El destacamento reanudó la marcha, volviéndose de espaldas a la playa.
Las huellas fueron de pronto encontradas de nuevo en el bosque. Seguían la orilla del bosque y parecía que se dirigían a una colina cubierta de espesos matorrales de mimosas y de helechos.
Estaban a unos diez pasos de la diminuta colina, y empezaban a ver una hendidura que podía ser la entrada de alguna caverna, cuando uno de los exploradores lanzó un grito, llevándose las manos a la garganta.

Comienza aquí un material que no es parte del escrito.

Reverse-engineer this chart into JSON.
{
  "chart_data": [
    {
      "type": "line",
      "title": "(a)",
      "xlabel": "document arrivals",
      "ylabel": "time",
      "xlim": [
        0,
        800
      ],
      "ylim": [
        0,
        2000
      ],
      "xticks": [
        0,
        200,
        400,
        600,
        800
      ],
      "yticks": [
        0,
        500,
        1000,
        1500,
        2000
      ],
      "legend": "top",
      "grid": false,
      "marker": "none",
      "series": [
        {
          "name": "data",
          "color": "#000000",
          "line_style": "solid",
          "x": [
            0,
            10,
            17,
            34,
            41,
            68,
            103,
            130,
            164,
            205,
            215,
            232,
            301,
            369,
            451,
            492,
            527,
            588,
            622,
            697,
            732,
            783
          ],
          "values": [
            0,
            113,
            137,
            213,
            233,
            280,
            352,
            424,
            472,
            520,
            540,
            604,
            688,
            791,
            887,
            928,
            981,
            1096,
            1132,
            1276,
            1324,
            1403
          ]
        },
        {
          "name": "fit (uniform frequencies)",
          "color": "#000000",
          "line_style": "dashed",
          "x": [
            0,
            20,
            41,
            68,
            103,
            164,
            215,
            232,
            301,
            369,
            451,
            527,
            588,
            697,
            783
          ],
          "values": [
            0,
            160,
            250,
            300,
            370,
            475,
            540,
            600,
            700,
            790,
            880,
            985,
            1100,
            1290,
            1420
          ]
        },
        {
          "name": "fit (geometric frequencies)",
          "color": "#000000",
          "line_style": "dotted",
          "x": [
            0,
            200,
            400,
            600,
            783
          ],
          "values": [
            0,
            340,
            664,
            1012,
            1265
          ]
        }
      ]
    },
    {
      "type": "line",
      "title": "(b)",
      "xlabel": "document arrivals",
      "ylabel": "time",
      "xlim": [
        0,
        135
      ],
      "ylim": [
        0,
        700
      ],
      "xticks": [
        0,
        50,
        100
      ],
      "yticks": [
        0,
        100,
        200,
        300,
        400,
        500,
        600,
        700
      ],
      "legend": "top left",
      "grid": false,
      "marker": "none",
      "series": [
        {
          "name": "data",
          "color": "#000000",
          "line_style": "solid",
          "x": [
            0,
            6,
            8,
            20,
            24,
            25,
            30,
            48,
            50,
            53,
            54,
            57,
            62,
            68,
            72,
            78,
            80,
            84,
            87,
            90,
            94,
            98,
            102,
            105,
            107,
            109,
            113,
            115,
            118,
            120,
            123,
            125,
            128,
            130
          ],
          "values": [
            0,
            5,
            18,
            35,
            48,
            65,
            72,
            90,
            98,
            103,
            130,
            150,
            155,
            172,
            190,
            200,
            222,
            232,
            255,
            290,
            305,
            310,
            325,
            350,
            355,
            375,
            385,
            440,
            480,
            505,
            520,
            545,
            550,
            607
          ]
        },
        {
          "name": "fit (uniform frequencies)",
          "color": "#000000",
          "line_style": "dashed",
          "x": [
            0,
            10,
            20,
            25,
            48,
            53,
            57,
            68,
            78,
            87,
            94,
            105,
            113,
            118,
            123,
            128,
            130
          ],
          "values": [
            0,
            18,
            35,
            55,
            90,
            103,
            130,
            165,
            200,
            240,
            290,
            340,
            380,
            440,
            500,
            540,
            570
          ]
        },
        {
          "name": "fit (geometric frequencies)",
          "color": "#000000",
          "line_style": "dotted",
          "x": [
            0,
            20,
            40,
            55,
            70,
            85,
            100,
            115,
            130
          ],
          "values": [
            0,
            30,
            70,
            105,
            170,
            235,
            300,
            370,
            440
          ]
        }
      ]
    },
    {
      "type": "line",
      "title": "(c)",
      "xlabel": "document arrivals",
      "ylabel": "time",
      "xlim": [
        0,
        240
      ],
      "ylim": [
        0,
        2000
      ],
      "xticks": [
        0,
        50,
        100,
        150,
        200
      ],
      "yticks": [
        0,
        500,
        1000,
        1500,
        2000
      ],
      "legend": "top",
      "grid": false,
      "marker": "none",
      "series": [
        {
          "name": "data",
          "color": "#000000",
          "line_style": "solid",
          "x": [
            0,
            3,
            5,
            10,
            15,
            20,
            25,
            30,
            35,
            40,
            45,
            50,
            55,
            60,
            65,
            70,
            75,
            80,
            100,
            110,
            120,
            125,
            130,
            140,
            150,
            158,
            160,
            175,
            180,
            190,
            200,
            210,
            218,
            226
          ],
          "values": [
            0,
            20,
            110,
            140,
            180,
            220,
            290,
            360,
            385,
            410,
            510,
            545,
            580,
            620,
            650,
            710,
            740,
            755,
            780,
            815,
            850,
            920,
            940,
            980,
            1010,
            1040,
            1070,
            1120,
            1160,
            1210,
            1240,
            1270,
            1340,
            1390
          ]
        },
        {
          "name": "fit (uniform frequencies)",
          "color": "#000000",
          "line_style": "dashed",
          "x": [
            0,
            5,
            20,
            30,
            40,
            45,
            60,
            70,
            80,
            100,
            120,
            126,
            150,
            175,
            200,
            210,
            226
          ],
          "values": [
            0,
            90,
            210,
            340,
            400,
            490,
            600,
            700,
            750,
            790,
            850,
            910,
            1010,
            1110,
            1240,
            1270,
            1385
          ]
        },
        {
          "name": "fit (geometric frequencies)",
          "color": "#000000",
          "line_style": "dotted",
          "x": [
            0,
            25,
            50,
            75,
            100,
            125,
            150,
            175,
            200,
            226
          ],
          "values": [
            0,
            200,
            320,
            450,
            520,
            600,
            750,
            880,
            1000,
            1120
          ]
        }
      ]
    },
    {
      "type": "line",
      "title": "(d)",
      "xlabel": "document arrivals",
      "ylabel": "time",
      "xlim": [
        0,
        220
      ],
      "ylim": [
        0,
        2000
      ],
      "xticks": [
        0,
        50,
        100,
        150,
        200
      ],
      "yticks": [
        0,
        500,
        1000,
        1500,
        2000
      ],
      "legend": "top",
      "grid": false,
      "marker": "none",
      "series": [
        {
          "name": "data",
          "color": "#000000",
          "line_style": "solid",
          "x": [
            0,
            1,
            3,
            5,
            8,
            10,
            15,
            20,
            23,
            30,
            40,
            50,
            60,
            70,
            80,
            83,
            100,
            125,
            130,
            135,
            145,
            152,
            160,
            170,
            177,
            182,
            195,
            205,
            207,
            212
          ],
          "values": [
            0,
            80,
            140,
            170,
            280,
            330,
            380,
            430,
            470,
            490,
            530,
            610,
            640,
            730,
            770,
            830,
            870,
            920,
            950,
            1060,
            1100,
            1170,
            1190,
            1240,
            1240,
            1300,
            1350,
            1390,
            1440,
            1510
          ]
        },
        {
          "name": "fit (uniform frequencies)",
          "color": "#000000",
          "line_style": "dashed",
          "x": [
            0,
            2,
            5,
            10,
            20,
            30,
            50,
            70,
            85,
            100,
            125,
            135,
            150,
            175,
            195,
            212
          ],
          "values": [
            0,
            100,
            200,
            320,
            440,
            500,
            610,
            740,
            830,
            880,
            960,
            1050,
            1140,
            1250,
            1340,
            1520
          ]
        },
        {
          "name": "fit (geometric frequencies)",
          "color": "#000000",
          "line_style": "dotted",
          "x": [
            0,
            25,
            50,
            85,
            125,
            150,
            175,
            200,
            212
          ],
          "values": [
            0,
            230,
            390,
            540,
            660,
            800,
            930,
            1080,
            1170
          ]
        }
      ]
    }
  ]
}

Un dardo sutil, provisto de una espina larguísima, lanzado por algún enemigo oculto en los alrededores, le había atravesado la tráquea.
Kin-Lung, al verle caer, se lanzó al frente, mientras sus hombres disparaban al azar algunos tiros.
El herido se retorcía desesperadamente, presa de atroces dolores, mientras de su boca salían hilos de baba sanguinolenta.
—Capitán —murmuró el desgraciado—. ¡Flecha envenenada!… ¡Me han matado!
Después se apelotonó sobre sí mismo, giró tres o cuatro veces los ojos, y finalmente se extendió a lo largo, lanzando un suspiro hondo, listaba muerto.
En el mismo momento dos disparos resonaron cerca de la hendidura que habían ya descubierto los piratas y otros dos hombres de la vanguardia caían muertos.
Kin-Lung había exhalado un grito de furor.
—¡Guareceos detrás de los árboles! —gritó a los suyos—. Ahí está Sun-Pao y se prepara a la resistencia; pero nosotros, antes de diez minutos nos apoderaremos de él y de Sai-Sing.